Reproductive Shifts and Ovarian Cancer Risk in Women Aged 40 Years or Older
1. Across the premenopausal and postmenopausal groups, early menarche, later menopause, and longer reproductive span were associated with higher ovarian cancer risk, while parity was associated with lower risk of ovarian cancer.
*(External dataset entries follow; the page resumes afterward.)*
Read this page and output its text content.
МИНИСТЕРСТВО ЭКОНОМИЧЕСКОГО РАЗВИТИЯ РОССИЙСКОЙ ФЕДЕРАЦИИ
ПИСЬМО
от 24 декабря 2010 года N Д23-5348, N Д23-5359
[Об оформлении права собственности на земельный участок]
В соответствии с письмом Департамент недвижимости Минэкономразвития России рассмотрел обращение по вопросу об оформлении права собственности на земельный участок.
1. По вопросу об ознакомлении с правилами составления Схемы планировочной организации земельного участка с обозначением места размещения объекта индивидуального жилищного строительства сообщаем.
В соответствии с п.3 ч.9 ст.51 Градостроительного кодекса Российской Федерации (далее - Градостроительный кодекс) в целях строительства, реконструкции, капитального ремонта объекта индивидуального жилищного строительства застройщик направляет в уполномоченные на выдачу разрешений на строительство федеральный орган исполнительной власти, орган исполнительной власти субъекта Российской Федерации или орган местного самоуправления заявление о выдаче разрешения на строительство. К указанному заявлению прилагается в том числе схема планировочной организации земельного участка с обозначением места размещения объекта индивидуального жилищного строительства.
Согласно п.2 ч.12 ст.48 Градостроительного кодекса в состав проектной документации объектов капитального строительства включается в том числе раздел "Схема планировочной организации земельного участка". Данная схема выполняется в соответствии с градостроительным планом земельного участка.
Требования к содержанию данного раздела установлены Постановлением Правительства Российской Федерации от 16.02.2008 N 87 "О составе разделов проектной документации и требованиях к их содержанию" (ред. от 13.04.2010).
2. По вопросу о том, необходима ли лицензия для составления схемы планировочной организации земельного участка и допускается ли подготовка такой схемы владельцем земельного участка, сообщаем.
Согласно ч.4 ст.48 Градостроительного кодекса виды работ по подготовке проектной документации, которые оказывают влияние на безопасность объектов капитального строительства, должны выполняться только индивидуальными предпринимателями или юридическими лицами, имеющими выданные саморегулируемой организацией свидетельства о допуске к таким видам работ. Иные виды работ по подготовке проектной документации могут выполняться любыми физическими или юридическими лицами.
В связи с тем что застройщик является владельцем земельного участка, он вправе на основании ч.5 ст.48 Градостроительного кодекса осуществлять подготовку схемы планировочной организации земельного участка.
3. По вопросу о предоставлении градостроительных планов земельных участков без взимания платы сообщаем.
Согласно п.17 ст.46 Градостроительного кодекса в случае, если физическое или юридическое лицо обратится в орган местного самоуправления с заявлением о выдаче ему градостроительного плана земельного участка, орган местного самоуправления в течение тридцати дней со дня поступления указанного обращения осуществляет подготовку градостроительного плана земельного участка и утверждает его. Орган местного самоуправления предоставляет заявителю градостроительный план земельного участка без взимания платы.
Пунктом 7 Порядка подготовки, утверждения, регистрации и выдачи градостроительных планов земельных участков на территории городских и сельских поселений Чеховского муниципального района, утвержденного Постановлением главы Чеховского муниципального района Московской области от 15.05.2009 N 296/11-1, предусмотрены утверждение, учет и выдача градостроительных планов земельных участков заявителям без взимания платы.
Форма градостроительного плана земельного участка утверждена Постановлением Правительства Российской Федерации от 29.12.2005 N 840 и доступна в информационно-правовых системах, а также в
Evidence Rating Level: 2 (Good)
Although reproductive factors have been associated with ovarian cancer risk, it is unclear whether reproductive factor associations differ by menopausal status and birth cohorts. This study thus assessed the associations between reproductive factors and ovarian cancer risk across menopausal status and birth cohorts. This population-based cohort study used data from South Korea’s National Health Insurance Service (NHIS). Women aged >40 years who underwent NHIS health screening in 2009 were included and followed up until ovarian cancer diagnosis, death, or December 31, 2022. The primary outcome was incident ovarian cancer. In total, 2,285,774 women (932,637 [40.8%] premenopausal, 1, 353,137 [59.2%] postmenopausal; mean [SD] age, 54.9 [10.85] years) were included in the study. Over a mean (SD) follow-up duration of 10.7 (2.99) years, 10,729 ovarian cancer cases were identified. For both premenopausal women and postmenopausal women, early menarche (aged ≤12 vs >16 years) was associated with higher ovarian cancer risk (HR, 1.37; 95% CI, 1.16-1.61] and HR, 1.24; 95% CI, 1.00-1.54), while parity of >2 births was associated with lower ovarian cancer risk (HR, 0.68; 95% CI, 0.58-0.79 and HR, 0.71; 95% CI, 0.60-0.85]). Breastfeeding for >12 months and oral contraceptive use for >1 year were associated with lower ovarian cancer risk in premenopausal women (HR, 0.86; 95% CI, 0.77-0.96 and HR, 0.75; 95% CI, 0.61-0.93) but not postmenopausal women. Among postmenopausal women, later menopause (≥55 years; HR, 1.36; 95% CI, 1.11-1.66), longer reproductive span (≥40 years; HR, 1.21; 95% CI, 1.09-1.34), and hormone replacement therapy use for 2 to 5 years (HR, 1.20; 95% CI, 1.07-1.34) were associated with higher risk of ovarian cancer. Overall, this study found associations between reproductive factors and cancer risk that differed across menopausal status and birth cohorts, highlighting the need for tailored prevention interventions for these populations.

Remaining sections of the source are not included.